Genes are the fundamental units of heredity, composed of DNA sequences that contain instructions for creating proteins. These proteins perform various functions and contribute to an organism’s traits and health. Understanding individual genes, such as ACVR1, helps explain how our bodies function and how genetic changes can lead to disease.
The ACVR1 Gene’s Normal Role
The ACVR1 gene, or Activin A Receptor Type I, provides instructions for making the ACVR1 protein. This protein is part of the bone morphogenetic protein (BMP) type I receptor family.
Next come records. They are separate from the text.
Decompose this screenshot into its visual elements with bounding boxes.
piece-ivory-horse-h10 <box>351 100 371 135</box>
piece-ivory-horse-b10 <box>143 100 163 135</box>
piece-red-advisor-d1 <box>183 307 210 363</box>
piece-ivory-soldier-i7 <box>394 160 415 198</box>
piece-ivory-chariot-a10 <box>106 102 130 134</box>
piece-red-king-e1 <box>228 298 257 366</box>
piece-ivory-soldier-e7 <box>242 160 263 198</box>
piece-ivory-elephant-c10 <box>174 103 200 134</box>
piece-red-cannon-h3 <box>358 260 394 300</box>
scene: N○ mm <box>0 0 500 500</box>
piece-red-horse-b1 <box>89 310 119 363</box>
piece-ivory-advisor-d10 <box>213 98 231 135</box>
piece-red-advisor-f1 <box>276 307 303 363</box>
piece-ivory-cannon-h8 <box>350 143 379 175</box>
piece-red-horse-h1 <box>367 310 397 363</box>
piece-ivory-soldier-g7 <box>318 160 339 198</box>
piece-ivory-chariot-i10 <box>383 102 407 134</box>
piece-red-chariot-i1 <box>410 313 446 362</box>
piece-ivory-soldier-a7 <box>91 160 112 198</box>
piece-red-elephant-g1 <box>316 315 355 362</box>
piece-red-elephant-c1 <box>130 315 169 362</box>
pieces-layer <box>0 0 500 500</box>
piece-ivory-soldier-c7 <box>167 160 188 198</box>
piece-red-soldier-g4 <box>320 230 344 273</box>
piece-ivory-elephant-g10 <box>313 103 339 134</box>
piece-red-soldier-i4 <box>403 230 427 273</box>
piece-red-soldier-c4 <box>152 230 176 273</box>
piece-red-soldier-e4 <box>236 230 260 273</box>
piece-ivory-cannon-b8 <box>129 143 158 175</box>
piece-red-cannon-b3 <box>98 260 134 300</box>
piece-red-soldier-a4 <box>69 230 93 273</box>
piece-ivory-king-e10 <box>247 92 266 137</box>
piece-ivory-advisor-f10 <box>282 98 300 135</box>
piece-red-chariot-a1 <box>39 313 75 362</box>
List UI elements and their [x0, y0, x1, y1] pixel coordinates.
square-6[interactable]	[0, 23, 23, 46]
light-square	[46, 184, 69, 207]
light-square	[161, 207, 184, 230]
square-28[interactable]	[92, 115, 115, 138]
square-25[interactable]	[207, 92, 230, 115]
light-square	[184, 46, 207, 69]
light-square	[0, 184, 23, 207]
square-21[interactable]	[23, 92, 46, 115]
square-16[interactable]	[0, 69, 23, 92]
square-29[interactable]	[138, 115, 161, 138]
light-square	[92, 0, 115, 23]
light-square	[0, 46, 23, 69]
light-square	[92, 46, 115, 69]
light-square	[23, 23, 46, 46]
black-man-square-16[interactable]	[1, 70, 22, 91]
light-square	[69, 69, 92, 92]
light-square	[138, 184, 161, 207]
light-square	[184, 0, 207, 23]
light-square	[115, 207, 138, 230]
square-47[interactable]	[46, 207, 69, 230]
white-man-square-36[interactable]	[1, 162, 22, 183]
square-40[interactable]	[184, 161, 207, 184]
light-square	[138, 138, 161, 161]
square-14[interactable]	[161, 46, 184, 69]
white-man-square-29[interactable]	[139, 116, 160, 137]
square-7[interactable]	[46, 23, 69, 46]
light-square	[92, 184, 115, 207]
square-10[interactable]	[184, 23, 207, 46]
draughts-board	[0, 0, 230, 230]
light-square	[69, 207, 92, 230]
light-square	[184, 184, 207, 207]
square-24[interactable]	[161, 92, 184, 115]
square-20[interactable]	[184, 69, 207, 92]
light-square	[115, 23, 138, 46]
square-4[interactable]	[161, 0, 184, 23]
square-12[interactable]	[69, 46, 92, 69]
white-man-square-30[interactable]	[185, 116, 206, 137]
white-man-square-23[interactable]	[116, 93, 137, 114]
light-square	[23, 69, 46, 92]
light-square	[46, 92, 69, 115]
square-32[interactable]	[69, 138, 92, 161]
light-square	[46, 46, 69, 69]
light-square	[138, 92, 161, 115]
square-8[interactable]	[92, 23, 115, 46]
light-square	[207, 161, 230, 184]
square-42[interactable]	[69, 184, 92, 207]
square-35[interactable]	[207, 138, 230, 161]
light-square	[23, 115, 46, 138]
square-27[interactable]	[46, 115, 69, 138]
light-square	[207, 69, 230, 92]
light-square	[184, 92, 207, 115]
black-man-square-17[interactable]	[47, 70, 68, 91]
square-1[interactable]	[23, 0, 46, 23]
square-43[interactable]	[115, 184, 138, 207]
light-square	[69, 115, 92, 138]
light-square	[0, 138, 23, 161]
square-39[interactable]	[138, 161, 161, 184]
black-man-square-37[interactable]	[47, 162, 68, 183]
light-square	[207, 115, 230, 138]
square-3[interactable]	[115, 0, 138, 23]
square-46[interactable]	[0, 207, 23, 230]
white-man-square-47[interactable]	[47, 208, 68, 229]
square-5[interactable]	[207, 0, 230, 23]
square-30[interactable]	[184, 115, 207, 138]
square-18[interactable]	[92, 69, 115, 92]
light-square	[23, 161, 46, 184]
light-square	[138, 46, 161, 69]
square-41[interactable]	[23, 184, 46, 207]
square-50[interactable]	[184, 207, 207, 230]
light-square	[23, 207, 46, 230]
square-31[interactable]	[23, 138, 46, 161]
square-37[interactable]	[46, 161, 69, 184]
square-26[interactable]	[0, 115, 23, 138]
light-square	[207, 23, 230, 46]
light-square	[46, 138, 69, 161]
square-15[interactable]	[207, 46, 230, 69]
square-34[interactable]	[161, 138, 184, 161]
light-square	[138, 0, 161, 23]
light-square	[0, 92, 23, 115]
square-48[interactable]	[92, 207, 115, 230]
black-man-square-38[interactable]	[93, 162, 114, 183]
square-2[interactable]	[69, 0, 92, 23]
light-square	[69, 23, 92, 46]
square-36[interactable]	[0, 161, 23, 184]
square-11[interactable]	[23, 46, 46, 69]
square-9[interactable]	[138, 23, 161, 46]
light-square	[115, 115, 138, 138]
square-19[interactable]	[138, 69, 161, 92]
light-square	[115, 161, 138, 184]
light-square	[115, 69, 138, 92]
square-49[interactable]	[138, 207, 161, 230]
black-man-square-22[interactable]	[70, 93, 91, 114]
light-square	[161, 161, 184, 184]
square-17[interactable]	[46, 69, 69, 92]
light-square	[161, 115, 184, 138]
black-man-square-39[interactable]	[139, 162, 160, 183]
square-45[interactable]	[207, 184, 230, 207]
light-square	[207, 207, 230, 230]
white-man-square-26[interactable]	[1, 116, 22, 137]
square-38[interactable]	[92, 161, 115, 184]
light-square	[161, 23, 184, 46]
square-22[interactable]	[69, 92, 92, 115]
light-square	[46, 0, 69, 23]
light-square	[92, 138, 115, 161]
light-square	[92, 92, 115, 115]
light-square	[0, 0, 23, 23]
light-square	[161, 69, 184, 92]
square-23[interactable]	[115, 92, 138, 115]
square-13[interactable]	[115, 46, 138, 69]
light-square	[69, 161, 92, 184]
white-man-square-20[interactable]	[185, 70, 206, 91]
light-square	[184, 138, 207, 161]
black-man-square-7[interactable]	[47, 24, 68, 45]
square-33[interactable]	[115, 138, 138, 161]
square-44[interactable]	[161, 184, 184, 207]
These receptors are embedded in cell membranes, receiving external signals and transmitting them inward to influence cell development and function.
The ACVR1 protein is found in many bodily tissues, including skeletal muscle and cartilage. Its normal function involves regulating bone and muscle growth, particularly ossification, the process where cartilage is replaced by bone. This process is a natural part of skeletal maturation.
The ACVR1 protein is activated by specific signaling molecules, or ligands, such as bone morphogenetic proteins (BMPs) or activin A. When these ligands bind to the ACVR1 receptor, they trigger its activation. Another protein, FKBP12, can inhibit ACVR1, preventing inappropriate activation and ensuring balanced bone and tissue development.
When the ACVR1 Gene Goes Awry
Mutations in the ACVR1 gene can lead to Fibrodysplasia Ossificans Progressiva (FOP), a rare genetic disorder. FOP is characterized by heterotopic ossification, where bone abnormally forms in soft tissues like muscles, tendons, and ligaments. This process progressively locks joints, severely limiting movement and causing significant disability.
Individuals with FOP are often born with malformed big toes, an early indicator of the condition. Abnormal bone formation often begins in early childhood, starting in the neck and shoulders, then progressing downwards throughout the body. This new bone growth can occur spontaneously or be triggered by minor injuries, surgeries, or illnesses, leading to painful soft tissue swellings called “flare-ups” that eventually harden into bone.
FOP affects an estimated 1 in 2 million people worldwide. The disease’s progressive nature, with episodic flare-ups and irreversible bone formation, restricts range of motion and severely impacts quality of life. Challenges include difficulty eating and speaking if bone forms around the mouth, and breathing difficulties if extra bone growth restricts the rib cage, potentially leading to respiratory infections or heart failure.
Understanding the Impact of ACVR1 Mutations
The most common ACVR1 mutation, found in over 95% of FOP cases, involves a specific change at position 206 of the ACVR1 protein: arginine is replaced by histidine (R206H). This is considered a “gain-of-function” mutation.
A gain-of-function mutation means the mutated ACVR1 gene becomes overactive, or “always on,” even without its usual activating signals. This leads to uncontrolled bone formation. The ACVR1 protein normally functions within the bone morphogenetic protein (BMP) signaling pathway, which regulates bone and tissue development. With the mutation, the BMP pathway becomes excessively activated, causing soft tissue cells to differentiate into cartilage and then bone.
The R206H mutation in ACVR1 causes the receptor to be constantly active, even in the absence of its usual ligands. It also enhances the receptor’s responsiveness to certain ligands, such as activin A, which normally triggers a different signaling pathway. This aberrant signaling drives the pathological bone formation seen in FOP.
Current Research and Future Treatments
Research into the ACVR1 gene and FOP focuses on developing effective treatments. One promising approach involves drug development, particularly inhibitors targeting the overactive ACVR1 protein or the broader BMP signaling pathway. For instance, palovarotene, a retinoid receptor gamma agonist, has received approval for treating FOP and aims to reduce new bone formation.
Other investigational therapies include saracatinib, which has shown promise in inhibiting heterotopic ossification in mouse models of FOP and is currently in clinical trials. Researchers are also exploring antibodies that block activin A, a ligand that abnormally activates the mutated ACVR1 receptor in FOP patients. Inhibiting activin A has suppressed heterotopic ossification in FOP mouse models.
Gene therapy approaches are also under investigation due to FOP’s consistent genetic cause. These strategies aim to suppress mutant ACVR1 alleles without affecting the normal gene. Research goals include slowing bone formation, preventing painful flare-ups, and improving quality of life for individuals with FOP.